World War II: Although feared, and renowned for its ability to deliver 206 troops in a single C-53 Skytrooper, the United States Army's 113th Airborne Comedy Division ("The Fightin' Paraclowns") was not particularly effective and was tragically wiped out in Operation Market Garden.

Friday, October 24, 2014

Never watch anything being made.

They say people who like sausage and respect the law should never watch either being made. I'm here to tell you should never watch anything being made.

For example, if you're familiar with the Children's Place, you know it as the friendly store for sweeeeet huggy lovey kids' clothes like this:


But the headquarters in New Jersey looks like THIS:


Dun Dun DUUUUNNNN.

You don't even want to know what the factories look like.
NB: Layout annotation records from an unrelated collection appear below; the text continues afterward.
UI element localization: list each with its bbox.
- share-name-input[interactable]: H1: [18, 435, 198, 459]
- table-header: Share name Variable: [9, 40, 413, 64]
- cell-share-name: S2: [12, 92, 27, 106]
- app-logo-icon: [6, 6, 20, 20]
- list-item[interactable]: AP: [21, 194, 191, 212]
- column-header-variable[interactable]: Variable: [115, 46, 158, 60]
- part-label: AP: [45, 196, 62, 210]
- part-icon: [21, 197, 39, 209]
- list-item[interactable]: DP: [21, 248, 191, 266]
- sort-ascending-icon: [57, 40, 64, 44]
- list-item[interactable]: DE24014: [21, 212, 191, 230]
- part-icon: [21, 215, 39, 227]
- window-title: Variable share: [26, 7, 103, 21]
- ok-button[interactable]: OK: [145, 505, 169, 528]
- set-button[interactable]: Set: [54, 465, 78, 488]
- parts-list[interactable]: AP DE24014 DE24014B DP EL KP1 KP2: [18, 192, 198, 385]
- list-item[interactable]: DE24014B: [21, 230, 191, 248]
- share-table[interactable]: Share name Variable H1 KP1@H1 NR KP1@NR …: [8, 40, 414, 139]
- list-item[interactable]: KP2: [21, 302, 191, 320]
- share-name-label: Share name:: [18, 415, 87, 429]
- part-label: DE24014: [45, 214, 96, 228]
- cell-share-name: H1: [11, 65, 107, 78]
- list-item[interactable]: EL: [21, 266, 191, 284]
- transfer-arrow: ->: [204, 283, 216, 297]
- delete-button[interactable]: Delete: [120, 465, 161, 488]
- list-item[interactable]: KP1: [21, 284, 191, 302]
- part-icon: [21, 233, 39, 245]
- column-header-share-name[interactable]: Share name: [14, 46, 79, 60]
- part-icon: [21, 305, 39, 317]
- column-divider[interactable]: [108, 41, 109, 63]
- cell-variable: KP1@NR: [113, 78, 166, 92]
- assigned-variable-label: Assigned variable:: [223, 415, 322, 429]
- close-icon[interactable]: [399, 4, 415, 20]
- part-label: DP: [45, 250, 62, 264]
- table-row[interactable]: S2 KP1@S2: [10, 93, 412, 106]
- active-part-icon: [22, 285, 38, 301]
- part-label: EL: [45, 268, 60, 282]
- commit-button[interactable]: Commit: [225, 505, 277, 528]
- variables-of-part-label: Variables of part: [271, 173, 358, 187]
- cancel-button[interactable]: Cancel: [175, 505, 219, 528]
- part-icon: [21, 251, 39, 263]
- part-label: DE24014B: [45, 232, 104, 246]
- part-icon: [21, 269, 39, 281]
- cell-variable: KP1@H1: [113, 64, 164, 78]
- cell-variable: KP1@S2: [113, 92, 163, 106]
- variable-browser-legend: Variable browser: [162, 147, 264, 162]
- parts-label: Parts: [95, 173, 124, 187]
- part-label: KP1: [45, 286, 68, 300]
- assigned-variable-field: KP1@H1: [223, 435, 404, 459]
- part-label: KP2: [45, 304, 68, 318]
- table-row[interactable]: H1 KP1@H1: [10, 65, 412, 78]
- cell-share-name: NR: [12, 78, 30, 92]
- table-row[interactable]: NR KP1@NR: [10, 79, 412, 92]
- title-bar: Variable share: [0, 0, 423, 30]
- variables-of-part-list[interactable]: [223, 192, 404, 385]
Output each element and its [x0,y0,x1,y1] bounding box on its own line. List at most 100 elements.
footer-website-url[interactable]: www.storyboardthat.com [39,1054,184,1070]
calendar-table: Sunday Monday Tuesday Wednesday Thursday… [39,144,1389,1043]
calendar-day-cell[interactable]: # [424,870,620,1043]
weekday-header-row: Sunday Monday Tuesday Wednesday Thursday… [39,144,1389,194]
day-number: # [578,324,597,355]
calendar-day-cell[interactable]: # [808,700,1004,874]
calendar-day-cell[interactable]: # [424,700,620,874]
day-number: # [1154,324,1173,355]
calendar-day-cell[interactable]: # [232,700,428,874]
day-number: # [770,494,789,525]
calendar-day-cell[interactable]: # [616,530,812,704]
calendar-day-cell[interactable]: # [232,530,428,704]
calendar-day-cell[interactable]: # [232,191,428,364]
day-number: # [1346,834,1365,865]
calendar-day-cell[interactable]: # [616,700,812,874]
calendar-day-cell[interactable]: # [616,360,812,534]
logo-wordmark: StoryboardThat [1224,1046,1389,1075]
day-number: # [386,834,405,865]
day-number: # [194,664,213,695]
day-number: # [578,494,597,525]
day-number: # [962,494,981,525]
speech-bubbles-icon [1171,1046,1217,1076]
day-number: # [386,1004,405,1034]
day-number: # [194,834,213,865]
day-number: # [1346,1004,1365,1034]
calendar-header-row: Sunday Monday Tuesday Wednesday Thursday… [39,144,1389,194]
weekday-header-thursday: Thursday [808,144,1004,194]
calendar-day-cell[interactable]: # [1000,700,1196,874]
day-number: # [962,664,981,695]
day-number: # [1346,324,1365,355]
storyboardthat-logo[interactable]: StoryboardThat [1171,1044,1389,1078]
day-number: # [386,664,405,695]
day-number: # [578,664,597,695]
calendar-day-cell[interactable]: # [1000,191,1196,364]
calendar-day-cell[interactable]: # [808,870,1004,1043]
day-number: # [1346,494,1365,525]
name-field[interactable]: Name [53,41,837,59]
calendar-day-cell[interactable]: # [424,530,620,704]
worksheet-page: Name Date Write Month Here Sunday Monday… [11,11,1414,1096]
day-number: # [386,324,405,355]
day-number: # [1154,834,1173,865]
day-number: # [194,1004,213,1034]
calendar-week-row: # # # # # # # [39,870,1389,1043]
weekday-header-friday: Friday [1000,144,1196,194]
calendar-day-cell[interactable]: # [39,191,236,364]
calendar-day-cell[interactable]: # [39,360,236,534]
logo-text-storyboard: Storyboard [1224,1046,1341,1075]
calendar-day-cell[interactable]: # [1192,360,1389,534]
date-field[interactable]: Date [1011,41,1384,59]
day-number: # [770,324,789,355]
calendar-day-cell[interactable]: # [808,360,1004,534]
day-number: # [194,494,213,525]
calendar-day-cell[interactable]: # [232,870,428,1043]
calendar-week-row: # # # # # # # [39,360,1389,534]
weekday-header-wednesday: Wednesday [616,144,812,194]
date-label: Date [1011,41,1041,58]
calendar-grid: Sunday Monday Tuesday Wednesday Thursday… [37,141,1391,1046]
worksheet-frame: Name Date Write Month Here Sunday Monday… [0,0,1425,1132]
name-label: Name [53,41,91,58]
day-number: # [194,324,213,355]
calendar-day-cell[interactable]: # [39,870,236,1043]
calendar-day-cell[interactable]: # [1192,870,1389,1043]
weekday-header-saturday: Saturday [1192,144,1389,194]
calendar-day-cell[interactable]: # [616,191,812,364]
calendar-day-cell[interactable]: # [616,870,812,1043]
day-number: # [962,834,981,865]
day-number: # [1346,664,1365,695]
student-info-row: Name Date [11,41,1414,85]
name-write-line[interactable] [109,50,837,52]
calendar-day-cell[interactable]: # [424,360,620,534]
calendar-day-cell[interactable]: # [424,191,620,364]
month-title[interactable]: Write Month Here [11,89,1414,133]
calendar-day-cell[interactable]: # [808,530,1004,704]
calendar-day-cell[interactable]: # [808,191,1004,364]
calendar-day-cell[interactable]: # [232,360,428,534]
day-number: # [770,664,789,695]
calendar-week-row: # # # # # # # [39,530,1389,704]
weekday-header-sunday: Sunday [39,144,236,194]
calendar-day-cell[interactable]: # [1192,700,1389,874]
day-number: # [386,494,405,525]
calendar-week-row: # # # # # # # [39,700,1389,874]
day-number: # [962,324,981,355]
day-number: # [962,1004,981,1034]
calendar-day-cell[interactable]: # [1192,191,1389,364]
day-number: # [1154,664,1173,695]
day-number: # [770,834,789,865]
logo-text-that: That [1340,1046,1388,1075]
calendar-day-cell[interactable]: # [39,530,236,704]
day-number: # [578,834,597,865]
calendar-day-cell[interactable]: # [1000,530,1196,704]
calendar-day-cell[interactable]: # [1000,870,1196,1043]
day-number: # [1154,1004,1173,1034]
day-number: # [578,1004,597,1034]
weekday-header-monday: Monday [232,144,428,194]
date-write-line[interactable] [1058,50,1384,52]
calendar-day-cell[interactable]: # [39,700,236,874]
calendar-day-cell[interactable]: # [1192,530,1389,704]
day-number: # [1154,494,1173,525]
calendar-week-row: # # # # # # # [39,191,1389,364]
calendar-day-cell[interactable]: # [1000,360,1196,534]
Nah, I don't know. Even though this onesie is said to be "imported," I don't imagine dark satanic mills cranking out the duckies and bears. I just thought it was funny that the big CHILDREN'S PLACE sign is on a glass building that looks like the kind of place that would make a kid faint from boredom just standing in the lobby.

But you get the idea. The creative process for anything is ugly, dull, and very, very often fruitless. Even, or maybe especially, writing. P.G. Wodehouse was known to make himself laugh, but most comic writers are more like Dave Barry, engaged in strenuous toenail maintenance. S.J. Perelman was known to crank out one slow word at a time, while Thurber just tossed off draft after draft. Either way it would be dull viewing.

There's a reason that there's no Authors Channel, where you watch authors composing at their laptops. You'd enjoy programming from the Emergency Broadcast System more.

You see it at your own job. You know how much crap goes on behind the scenes of every shiny new car, every freshly washed child, every lovely painted wall, every rock-solid contract. It's sausage all the way down. But that's part of the wonder of humanity---we take scattered stuff 'n nonsense and turn it into something grand. (Of course we do the reverse as well, but that's another story.)